But here you have the Market Leader, the pretty much uncontested top of the Benchmark-Winner's heap: Samsung's Recent EVO Series - the SATA III 860 EVO as your optimal choice for a MacBook laptop or Mac desktop SSD upgrade - or for use in a Mac compatible external Thunderbolt or USB 3.0/3.1 DIY backup drive you can assemble in minutes.
There are also mSATA (below) and M.2 (above) form-factor 860 EVO SSD blades for those who want to build a compact 10Gbps USB 3.1 Gen2 USB-C or 5Gbps USB 3.0 external backup drive for MacOS, TimeMachine or other Mac file storage needs. All pretty much MAX-OUT the full bandwidth of 6Gbps SATA III interface. For better Read/Write performance you have to make the leap to PCIe interface NVMe drives featured elsewhere on this site.
For the extra 10 or 20 bucks of the Samsung drives over other brands, you'll get peak Read / Write speeds, mature firmware, highly efficient mapping and management of memory cells and a long 5 year warranty to reassure buyers they made the best choice. Simply stated, forget the rest, buy the best. You won't regret it.
NekTeck Thunderbolt3 SSD Drive
As we slowly transition away from standard 3.5" and 2.5" laptop drive form factors, 'blade' SSD's using small solid-state PCIe flash modules are clearly the future of Apple storage technology. As such, expect many USB-C and Thunderbolt 3 SSD storage peripherals for Mac to be quite small and compact - yet deliver mind blowing data transfer rates running natively on 40Gbps Thunderbolt 3 protocols.
Cable Matters Thunderbolt3 SSD Drive
We currently have 3 widely available and relatively cheap SSD Thunderbolt 3 blade drives on the market which all share the same OEM manufacturer and design, but are simply rebranded with Plugable, CableMatters, and NekTeck logos. All offer Read Speeds exceeding 2200 MB/sec and Write speeds around 1400 MB/sec under typical use. All are currently available just under $400 USD for a 480GB drive.

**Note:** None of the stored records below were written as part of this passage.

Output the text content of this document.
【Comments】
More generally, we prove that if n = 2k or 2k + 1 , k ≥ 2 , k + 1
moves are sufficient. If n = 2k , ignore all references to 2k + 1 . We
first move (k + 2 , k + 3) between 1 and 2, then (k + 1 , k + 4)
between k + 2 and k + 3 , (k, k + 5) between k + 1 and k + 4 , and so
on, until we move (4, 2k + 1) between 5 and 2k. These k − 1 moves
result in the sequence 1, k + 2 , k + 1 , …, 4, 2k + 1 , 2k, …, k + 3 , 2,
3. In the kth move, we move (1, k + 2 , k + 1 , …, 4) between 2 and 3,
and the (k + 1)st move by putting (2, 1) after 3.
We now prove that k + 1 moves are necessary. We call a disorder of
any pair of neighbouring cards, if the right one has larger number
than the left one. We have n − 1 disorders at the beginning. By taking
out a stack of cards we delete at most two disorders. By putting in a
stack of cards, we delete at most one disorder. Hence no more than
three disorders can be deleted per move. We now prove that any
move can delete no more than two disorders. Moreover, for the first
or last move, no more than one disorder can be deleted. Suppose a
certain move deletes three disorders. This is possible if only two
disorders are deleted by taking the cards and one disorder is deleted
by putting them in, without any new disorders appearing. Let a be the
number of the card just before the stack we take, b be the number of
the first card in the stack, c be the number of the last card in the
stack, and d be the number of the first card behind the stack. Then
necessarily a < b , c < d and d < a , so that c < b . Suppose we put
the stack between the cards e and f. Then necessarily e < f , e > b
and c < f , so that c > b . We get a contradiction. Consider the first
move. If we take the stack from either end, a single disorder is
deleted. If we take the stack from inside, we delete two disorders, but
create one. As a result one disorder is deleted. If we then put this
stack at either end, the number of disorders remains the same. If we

Plugable Thunderbolt3 SSD Drive
Note: These are Thunderbolt 3 NATIVE drives suitable only for the most recent MacBook Pro and iMac Pro era machines with 40Gbps Type-C Thunderbolt 3 ports. They do not operate in 10Gbps USB-C mode as other Type-C peripherals might on a TBolt3 port. And since the short 7 inch integrated cable isn't removable and there aren't dual pass-through TBolt3 ports - they're only usable directly connected to your Mac or as the last device in a Thunderbolt daisy-chain.
Many USB-C interface drives ship with both Type-A and Type-C cables for use on Apple computers old and new. When connected to a standard Type-A USB 3.0 port they'll operate with a maximum 5Gbps of available bandwidth. Depending on the SSD drive it may still perform identically.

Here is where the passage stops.